Question

85. III A 2.0-cm-diameter solenoid is wrapped with 1000 turns per CALC meter. 0.50 cm from the axis, the strength of an induced electric field is$5.0\times {10}^{-4}\text{V}/\text{m}$ . What is the rate $dI/dt$with which the current through the solenoid is changing?

Short answer

The change in current over the change in time is$160\text{A}/\text{s}$

Step-by-step solution

Step 1. given information

Diameter of the solenoid,$D=2\text{cm}=0.02\text{m}$ , number of turns per meter is$n=1000$ , distance $d=0.5\text{cm}=0.005\text{m}$from the axis, the strength of induced electric field is$E=5\times {10}^{-4}\text{V}/\text{m}.$

Step 2. Explanation

The equation for change in current over the change in time,$\frac{dI}{dt}$ .

$\frac{dI}{dt}=\frac{E2\mathcal{l}}{r{\mu }_{0}N}$

Convert from to meters.

$r=(0.50\text{cm})\left(\frac{1\text{m}}{100\text{cm}}\right)=0.0050\text{m}$

Calculate the rate of change of change of current with respect to change in time.

$\frac{dI}{dt}=\frac{E2\mathcal{l}}{r{\mu }_{0}N}$

Substitute$5.0\times {10}^{-4}\text{V}/\text{m}$ for$E,0.0050\text{m}$ for$r$ , and 1000 for turns per length$\frac{N}{l}$ .
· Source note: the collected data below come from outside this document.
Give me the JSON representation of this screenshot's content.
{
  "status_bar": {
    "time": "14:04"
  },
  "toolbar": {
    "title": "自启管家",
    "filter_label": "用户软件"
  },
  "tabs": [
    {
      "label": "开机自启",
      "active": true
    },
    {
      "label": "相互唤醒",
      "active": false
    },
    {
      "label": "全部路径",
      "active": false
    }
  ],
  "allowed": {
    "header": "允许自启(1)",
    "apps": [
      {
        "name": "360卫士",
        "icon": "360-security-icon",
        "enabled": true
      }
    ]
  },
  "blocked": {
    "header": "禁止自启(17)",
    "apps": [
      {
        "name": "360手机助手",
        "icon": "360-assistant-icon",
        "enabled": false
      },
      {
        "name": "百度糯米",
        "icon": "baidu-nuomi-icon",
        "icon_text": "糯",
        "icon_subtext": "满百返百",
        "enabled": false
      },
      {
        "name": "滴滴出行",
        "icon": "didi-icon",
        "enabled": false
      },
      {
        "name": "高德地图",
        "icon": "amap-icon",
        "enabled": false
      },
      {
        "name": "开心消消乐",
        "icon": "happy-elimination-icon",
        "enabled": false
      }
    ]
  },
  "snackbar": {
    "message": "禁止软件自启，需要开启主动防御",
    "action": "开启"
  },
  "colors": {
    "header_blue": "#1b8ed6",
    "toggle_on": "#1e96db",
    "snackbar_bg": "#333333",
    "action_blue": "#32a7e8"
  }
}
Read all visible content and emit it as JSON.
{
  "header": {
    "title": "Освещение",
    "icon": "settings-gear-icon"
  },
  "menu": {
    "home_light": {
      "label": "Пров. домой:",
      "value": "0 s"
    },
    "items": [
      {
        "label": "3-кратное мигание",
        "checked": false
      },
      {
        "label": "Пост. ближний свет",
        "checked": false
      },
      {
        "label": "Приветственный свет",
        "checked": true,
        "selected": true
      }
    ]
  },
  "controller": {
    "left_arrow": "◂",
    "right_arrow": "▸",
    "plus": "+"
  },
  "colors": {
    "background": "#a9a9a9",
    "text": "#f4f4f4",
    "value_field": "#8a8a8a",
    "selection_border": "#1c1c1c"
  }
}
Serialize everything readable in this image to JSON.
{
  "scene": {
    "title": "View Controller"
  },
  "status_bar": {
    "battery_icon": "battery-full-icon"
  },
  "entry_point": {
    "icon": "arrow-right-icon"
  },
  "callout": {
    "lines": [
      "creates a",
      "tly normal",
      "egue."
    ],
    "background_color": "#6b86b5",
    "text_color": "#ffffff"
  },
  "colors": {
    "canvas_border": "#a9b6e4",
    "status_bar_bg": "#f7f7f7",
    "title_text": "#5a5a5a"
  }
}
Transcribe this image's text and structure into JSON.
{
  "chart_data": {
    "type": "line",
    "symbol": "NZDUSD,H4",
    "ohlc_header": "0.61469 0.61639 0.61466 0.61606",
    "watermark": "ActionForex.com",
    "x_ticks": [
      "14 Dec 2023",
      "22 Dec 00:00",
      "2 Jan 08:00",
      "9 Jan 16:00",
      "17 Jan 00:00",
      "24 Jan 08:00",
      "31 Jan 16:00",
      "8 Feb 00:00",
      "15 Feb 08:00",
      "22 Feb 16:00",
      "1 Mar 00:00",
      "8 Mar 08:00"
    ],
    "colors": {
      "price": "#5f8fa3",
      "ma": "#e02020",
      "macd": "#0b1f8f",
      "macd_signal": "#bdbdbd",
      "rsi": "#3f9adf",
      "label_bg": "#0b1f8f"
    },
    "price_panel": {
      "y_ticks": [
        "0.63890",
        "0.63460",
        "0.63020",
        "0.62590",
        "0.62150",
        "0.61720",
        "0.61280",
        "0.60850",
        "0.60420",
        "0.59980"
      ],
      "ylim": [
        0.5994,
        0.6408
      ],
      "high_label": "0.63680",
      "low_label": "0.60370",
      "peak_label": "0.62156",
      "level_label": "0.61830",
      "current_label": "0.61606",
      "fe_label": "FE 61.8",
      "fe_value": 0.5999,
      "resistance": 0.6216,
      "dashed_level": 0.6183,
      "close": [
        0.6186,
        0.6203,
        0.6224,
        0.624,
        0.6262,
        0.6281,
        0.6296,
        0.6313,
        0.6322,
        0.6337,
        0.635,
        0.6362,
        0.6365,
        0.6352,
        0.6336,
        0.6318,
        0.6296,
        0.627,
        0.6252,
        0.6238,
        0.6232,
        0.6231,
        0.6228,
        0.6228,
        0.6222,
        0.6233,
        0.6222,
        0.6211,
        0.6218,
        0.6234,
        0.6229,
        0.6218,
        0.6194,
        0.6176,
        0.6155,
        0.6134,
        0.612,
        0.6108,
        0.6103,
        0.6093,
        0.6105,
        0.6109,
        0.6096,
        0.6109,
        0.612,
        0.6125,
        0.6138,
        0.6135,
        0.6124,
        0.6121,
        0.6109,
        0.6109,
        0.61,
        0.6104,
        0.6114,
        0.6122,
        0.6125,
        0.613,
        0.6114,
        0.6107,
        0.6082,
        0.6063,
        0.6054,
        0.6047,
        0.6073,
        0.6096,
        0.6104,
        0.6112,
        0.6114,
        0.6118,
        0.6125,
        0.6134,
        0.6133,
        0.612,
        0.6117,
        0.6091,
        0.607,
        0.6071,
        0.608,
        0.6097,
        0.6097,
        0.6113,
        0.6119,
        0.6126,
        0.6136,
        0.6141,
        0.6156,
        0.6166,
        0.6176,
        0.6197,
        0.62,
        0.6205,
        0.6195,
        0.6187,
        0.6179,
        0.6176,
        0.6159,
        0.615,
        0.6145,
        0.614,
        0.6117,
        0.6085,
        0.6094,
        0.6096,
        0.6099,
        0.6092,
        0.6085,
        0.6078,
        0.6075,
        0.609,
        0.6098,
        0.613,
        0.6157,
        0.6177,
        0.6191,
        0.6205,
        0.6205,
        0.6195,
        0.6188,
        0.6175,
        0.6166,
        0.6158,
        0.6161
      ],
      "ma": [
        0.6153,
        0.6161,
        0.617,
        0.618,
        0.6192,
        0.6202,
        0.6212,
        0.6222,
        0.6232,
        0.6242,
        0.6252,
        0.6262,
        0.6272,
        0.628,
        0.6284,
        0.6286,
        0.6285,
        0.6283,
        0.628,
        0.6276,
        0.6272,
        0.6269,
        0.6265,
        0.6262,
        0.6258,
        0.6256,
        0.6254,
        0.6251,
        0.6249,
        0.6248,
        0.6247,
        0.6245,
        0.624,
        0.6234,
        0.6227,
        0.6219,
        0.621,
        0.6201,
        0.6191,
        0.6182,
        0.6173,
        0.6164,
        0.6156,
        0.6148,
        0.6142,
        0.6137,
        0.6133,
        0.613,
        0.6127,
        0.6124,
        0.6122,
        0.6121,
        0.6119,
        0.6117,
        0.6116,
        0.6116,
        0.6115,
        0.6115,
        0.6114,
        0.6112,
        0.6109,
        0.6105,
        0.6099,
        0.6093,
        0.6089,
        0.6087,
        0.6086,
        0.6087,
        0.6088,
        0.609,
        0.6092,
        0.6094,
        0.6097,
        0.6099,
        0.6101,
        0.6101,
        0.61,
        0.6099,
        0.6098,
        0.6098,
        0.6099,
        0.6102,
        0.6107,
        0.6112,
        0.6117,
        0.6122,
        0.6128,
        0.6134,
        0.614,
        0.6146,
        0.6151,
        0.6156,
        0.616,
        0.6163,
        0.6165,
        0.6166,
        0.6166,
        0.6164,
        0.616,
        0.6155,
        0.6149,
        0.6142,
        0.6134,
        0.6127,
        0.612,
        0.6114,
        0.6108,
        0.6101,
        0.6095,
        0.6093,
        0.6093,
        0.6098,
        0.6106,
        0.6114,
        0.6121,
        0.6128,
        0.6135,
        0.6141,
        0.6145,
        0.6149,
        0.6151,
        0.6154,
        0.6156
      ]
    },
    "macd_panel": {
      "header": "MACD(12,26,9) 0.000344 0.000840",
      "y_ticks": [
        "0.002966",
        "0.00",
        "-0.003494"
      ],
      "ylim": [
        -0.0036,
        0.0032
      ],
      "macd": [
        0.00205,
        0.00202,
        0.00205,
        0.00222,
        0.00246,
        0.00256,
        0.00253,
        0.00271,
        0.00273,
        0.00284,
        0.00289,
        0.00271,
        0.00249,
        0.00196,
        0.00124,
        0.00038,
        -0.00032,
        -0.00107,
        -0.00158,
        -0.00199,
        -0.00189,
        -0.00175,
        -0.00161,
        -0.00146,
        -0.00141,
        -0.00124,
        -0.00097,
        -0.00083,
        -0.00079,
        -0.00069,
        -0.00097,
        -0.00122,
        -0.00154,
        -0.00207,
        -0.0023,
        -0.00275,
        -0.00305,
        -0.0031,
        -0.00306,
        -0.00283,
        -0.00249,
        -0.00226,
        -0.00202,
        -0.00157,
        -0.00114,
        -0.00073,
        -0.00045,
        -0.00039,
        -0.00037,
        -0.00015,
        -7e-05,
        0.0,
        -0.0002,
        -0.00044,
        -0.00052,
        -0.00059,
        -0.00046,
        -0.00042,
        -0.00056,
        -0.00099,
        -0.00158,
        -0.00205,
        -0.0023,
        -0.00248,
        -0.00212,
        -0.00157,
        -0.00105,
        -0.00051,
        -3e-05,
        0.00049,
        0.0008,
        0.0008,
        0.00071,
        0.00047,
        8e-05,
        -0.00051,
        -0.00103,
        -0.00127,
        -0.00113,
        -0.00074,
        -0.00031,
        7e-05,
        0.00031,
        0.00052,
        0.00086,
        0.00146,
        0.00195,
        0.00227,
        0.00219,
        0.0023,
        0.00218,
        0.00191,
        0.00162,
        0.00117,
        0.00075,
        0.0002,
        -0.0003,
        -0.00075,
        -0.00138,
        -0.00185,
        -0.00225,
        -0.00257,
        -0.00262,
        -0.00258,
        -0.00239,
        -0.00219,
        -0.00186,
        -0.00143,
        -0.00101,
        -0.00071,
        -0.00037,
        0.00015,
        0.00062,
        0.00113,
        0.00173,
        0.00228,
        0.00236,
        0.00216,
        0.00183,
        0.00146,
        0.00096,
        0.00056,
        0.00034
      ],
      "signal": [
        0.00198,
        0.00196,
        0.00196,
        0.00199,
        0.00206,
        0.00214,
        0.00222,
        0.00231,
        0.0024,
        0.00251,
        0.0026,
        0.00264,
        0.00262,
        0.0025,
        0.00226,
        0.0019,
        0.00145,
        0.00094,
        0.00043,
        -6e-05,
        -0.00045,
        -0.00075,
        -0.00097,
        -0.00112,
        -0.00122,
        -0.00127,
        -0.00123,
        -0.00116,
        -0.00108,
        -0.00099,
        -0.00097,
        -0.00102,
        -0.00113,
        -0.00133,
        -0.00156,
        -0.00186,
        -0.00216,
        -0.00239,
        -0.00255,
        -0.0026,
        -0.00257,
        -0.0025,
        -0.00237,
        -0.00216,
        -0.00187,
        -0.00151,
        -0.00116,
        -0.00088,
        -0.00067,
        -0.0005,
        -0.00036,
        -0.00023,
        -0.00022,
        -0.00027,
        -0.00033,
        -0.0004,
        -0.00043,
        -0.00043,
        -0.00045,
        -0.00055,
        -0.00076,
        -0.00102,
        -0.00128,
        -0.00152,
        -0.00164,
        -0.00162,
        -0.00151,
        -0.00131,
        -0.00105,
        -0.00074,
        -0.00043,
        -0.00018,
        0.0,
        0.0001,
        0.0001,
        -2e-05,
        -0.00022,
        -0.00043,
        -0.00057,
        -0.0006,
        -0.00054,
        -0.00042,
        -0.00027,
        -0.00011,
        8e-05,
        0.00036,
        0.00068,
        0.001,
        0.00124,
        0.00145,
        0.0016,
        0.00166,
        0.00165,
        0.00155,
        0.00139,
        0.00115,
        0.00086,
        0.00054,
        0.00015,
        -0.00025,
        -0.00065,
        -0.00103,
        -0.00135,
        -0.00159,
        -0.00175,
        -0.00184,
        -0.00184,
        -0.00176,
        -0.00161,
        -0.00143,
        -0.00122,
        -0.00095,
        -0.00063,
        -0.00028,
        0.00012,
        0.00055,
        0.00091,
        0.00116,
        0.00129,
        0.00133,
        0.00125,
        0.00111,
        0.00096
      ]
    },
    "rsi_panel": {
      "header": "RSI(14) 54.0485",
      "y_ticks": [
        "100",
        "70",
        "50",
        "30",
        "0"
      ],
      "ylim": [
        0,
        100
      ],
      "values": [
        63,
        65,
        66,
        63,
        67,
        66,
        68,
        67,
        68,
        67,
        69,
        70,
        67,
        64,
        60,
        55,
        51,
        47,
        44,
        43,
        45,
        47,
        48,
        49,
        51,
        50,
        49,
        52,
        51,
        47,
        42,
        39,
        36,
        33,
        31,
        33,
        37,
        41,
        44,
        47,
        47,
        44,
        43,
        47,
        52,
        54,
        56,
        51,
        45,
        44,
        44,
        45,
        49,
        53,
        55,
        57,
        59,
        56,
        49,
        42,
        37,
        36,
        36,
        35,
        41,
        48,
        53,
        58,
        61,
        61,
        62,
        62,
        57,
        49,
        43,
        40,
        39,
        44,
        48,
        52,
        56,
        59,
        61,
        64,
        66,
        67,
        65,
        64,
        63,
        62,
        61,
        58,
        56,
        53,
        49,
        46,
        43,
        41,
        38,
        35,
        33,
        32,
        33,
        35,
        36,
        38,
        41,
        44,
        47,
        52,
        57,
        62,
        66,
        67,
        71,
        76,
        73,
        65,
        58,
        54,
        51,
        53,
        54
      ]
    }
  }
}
$\begin{array}{l}\frac{dI}{dt}=\frac{2E}{r{\mu }_0\left(\frac{N}{\mathcal{l}}\right)}\\ =\frac{2\left(5.0\times {10}^{-4}\text{V}/\text{m}\right)}{(0.0050\text{m})\left(4\pi \times {10}^{-7}\text{Tm}/\text{A}\right)\left(1000{\text{m}}^{-1}\right)}\\ =160\text{A}/\text{s}\end{array}$

Thus, the change in current over the change in time is $160\text{A}/\text{s}$.